Stamattina sono terminate le proiezioni per la stampa dei film in concorso all’edizione numero 73 della Mostra del Cinema di Venezia. Il bilancio è positivo, a partire dalla scelta di aver inserito ben sette film americani in concorso, film che si sono rivelati quasi tutti (escludiamo The Light Between the Ocean) meritevoli di stare lì, a testimonianza di come all’ombra dei blockbuster, sempre più omologati, si stiano vivendo anni di grande ricchezza autoriale.
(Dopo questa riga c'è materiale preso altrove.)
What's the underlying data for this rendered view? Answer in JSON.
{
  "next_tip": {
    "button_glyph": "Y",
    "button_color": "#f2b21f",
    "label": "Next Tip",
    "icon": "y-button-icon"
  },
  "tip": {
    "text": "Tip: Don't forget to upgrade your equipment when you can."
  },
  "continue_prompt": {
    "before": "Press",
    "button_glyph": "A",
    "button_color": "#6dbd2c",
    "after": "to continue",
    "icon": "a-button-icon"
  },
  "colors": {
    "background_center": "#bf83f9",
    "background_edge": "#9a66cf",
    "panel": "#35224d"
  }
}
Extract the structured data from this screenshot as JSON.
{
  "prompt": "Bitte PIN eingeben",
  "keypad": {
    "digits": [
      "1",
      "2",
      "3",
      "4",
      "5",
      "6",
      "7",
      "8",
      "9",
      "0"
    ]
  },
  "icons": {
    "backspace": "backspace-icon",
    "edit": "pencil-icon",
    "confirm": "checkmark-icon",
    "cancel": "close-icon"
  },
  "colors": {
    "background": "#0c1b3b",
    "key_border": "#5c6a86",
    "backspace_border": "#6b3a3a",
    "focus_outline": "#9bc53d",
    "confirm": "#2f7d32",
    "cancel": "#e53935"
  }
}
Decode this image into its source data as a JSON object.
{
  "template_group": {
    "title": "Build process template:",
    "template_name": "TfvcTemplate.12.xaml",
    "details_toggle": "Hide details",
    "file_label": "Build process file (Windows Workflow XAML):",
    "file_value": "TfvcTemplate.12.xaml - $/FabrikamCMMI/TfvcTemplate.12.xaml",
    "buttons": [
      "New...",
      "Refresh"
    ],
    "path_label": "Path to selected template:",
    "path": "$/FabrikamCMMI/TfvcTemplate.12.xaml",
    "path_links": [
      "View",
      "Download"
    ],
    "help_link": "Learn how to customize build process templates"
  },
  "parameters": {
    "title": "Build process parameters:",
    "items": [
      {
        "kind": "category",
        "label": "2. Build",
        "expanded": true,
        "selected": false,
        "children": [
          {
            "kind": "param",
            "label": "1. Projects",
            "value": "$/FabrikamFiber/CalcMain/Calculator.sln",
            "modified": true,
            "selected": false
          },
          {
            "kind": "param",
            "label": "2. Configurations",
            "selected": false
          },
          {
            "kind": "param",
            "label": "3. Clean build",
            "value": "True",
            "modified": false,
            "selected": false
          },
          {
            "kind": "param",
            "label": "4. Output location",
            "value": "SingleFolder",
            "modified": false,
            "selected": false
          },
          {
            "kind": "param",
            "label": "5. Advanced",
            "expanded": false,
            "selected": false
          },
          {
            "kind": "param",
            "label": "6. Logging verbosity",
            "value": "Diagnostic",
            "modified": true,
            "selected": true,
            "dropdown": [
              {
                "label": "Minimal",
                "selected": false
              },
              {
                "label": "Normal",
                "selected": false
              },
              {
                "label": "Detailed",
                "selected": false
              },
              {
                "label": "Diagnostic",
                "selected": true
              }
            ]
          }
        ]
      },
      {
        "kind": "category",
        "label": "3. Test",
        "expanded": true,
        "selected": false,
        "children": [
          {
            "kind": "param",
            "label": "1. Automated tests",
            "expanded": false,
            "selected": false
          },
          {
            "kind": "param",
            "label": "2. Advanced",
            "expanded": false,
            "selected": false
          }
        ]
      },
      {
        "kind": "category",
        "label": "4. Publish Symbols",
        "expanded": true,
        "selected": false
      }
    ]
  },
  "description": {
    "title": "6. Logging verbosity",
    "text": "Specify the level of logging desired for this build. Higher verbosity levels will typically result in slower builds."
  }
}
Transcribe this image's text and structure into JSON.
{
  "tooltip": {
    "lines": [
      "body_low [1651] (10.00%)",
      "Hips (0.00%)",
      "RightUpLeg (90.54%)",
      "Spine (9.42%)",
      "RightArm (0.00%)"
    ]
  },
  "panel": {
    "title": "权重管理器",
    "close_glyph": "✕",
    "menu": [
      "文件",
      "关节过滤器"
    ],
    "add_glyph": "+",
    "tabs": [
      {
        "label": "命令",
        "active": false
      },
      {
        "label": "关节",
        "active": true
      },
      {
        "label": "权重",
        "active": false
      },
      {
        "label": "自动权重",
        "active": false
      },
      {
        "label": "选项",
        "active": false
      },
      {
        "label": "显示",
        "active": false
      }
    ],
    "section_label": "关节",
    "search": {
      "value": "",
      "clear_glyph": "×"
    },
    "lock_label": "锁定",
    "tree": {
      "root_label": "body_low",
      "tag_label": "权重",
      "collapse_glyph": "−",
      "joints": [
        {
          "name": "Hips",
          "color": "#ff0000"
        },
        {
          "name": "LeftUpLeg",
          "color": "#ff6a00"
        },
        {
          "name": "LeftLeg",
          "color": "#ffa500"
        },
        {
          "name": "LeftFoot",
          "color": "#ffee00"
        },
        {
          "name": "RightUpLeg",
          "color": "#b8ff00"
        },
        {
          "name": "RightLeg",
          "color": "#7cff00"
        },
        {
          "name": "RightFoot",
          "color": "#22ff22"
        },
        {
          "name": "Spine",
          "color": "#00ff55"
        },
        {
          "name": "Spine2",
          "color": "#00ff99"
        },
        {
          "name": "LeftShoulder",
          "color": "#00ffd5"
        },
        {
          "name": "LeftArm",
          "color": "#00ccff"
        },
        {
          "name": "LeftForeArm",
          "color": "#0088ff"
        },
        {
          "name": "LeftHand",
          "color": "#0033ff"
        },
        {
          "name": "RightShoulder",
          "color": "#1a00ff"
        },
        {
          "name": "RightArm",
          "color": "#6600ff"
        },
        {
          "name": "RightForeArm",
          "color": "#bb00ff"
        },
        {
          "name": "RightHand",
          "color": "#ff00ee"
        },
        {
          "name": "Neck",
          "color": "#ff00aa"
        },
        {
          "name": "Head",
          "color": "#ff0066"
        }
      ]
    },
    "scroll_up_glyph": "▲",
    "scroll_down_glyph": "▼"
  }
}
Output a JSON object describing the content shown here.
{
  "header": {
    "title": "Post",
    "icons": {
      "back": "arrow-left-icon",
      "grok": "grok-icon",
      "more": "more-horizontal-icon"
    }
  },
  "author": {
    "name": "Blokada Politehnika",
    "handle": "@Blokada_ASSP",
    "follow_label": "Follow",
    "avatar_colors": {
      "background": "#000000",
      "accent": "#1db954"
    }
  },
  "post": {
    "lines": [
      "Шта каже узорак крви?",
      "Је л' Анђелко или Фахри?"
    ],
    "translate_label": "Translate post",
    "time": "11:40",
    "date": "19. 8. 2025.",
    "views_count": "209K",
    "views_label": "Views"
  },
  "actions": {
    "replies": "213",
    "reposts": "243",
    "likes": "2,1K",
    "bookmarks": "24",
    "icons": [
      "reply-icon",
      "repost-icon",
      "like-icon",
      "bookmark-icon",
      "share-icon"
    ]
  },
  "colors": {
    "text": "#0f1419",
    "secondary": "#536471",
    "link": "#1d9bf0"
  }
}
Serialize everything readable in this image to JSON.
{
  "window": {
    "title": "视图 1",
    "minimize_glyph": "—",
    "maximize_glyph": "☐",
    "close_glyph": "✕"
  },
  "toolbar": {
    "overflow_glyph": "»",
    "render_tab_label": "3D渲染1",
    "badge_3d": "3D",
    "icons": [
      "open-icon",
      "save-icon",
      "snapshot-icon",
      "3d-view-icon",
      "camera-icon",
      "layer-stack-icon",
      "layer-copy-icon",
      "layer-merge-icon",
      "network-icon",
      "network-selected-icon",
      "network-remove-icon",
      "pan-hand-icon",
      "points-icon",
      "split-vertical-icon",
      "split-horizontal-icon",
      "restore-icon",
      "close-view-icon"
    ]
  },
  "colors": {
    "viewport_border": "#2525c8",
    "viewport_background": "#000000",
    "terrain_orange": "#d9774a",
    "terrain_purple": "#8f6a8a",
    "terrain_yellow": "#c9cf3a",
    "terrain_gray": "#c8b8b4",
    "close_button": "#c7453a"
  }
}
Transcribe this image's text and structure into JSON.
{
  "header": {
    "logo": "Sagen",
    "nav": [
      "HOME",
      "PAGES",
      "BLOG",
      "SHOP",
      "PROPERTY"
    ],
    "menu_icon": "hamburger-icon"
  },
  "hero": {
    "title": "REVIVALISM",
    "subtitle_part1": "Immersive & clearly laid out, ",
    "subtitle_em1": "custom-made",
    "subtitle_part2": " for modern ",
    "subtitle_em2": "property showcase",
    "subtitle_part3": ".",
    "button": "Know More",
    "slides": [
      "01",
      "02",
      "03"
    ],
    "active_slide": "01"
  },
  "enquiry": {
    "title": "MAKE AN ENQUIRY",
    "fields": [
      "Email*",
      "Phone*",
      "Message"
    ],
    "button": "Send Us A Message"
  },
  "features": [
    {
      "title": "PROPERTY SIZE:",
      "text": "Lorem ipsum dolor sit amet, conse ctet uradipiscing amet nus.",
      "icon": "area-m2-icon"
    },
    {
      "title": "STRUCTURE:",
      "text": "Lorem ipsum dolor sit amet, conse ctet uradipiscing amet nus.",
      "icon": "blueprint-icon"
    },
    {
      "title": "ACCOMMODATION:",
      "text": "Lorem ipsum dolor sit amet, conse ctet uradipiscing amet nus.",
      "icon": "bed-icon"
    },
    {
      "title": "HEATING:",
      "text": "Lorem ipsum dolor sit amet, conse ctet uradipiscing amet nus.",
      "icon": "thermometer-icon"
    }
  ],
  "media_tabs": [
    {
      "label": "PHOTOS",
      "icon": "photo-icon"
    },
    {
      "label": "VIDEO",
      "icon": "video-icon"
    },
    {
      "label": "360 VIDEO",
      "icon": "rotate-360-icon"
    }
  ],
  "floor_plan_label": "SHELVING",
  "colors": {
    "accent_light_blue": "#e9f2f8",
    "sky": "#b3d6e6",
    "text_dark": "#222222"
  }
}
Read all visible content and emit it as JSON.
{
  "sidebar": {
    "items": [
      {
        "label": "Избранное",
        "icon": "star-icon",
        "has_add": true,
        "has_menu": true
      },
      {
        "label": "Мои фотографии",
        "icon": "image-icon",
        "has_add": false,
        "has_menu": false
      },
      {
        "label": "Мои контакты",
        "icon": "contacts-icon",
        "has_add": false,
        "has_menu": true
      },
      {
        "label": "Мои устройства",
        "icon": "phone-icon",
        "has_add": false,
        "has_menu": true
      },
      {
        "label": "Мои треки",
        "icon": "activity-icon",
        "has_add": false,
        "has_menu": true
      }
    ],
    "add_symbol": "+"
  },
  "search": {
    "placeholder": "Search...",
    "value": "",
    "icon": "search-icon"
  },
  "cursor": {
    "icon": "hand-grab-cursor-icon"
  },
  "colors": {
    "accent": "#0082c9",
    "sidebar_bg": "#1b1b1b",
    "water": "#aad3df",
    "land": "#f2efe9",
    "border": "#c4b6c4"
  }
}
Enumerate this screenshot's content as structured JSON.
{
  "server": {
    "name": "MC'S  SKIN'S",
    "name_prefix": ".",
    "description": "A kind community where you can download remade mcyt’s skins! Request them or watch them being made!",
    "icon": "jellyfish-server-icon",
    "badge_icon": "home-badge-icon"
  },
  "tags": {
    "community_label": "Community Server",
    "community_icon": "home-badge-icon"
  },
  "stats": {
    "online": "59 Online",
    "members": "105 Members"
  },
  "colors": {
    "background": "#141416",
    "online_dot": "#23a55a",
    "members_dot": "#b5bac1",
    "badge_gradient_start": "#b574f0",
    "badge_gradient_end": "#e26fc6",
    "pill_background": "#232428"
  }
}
Molto meno buono il bilancio dei film italiani: i migliori mi sono sembrati Indivisibili (Giornate degli Autori) e Liberami (Orizzonti), ma dopo la completa assenza dal concorso di Cannes, questa edizione del festival veneziano non è servita di certo a tirarci su il morale sullo stato del nostro cinema d’autore.
Ho voluto confrontare le mie opinioni con quelle di due critici italiani di cui apprezzo il lavoro, Pietro Bianchi e Gabriele Niola. Con loro ho provato anche a riflettere sul senso attuale di un festival cinematografico e delle sue proposte più “estreme”, concentrandomi sul film filippino di Lav Diaz, lungo quattro ore, in bianco e nero, e composto quasi unicamente di inquadrature fisse della durata di alcuni minuti.
Naturalmente ho chiesto a entrambi i film preferiti del festival, e quelli che invece non hanno amato.
Nemmeno io mi sottraggo a questo gioco: tra i più belli cito La La Land, Nocturnal Animals e Jackie; tra i meno riusciti Questi giorni, Brimstone e The Bad Batch.
Inoltre è importante ricordare che nessun in critico è in grado di vedere tutti i film in programma, e che dunque ogni prospettiva è parziale.
La conversazione è avvenuta a tavola, mentre pranzavamo, in un contesto molto informale, diciamo tra un boccone e l’altro. Quando si è trattato di nominare un film, a volte si è citato il titolo, altre volte l’autore: ho volutamente mantenuto le risposte così come sono state date, perché il fatto che istintivamente si scelga l’uno o l’altro, mi pare indicativo.
È stata una buona edizione del Festival?
GN – Per me sì.
PB – Abbastanza.
Cosa intendete per “Una buona edizione”? Cosa rende un’edizione di valore?
PB –Bella domanda. Trovare l’identità e il filo rosso che dia senso alle scelte di un festival è difficile. Spesso ho l’impressione che la varietà nasca dalla necessità di mettere cose molto diverse tra loro, a volte opposte (e quindi ci si trova con”Piuma” e Lav Diaz nella stessa sezione). Un festival senz’altro dovrebbe aprire nuovi spazi per il cinema: scoprire nuovi autori o anche nuovi aspetti del linguaggio cinematografico. Venezia negli ultimi anni era parsa un po’ in difficoltà, anche rispetto a Locarno, ma mi pare che stavolta sia andata meglio.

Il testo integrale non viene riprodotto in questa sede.